The German (BMW) owned Rolls Royce car maker in Goodwood, Sussex have proudly launched an electric powered version of their Phantom limousine. Although said to be a one off, motoring journalists are speculating whether or not it will ever be put into [limited] production.
The British Gazette would respectfully suggest that Rolls Royce may well decide against such a decision. Why?
Because of information published in today’s Daily Mail. On page 84, Ray Massey, the Daily Mail’s Motoring editor (who incidentally doubles as a gardening correspondent) has written an article about the car.
Mr Massey cites the electric car’s amazing quietness and smoothness – that is according to him even greater than the V12 engine production car. However he also cites certain disadvantages:
Apart from a maximum range of 125 miles – which effectively means a radius of 60 miles there and 60 miles back – there appears to be some problems associated with the technology. We quote from the Daily Mail:
“At the pre-drive briefing you are warned off all the bits not to touch and about the mega-voltage shock you risk if you do.”
Doubtless the term “mega-voltage shock” is journalistic hyperbolae on Mr Massey’s part, but clearly there some high voltage sections of the car – which will obviously be clearly labelled! The British Gazette however would suggest – and the suggestion is made in a supportive spirit of a manufacturer employing British workers – that Rolls Royce do not take the risk of someone getting electrocuted. That is not to say that we think that Rolls Royce will have been in any way derelict or incompetent. We most certainly DO NOT. These cars are some of the most rigorously engineered artefacts ever made. Nor do we think that the customers for such a vehicle will do their own servicing – it will clearly be serviced at a main agent.
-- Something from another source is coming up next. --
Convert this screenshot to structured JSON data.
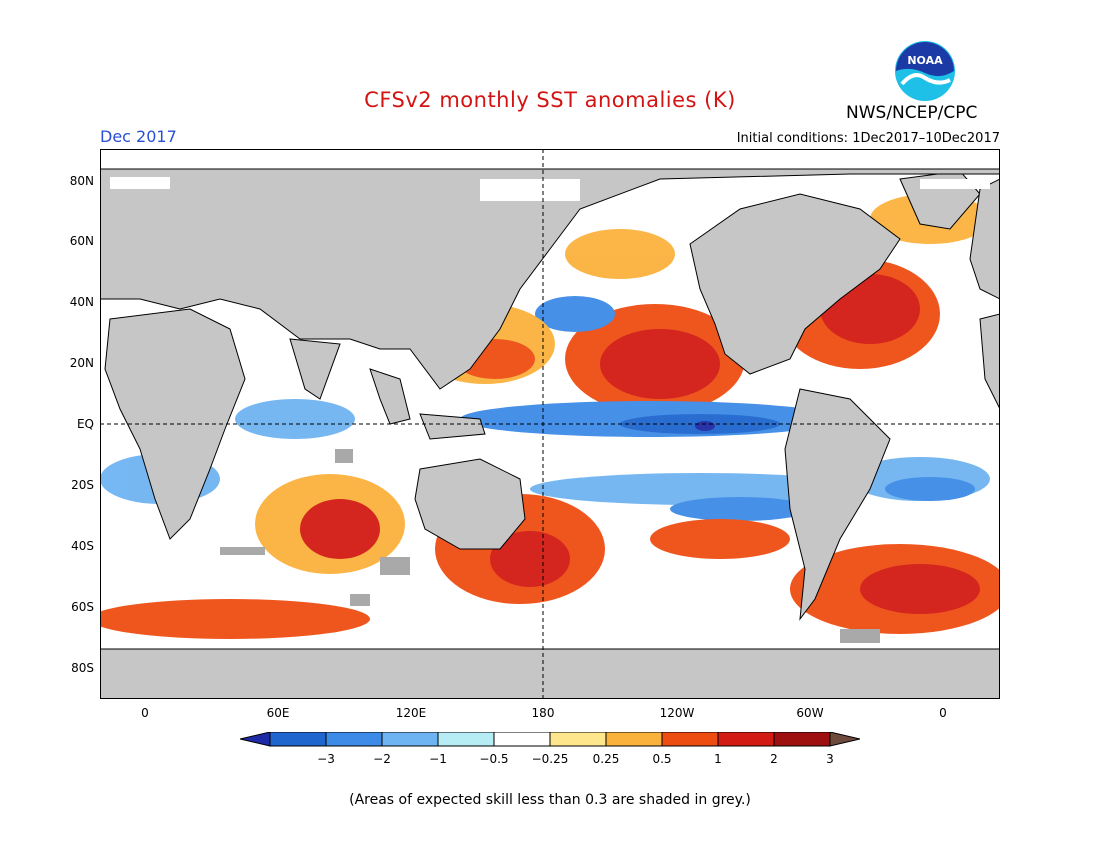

Not withstanding this however, main agents employ motor mechanics and our own experience with motor mechanics is that if they don’t know something they don’t always ask and will sometimes blindly go ahead. Clearly there is a potential here for disaster.
The British Gazette considers it better not to take the risk. It would be a tragedy if this silly obsession with reducing CO2 emissions leads to a death of a young person.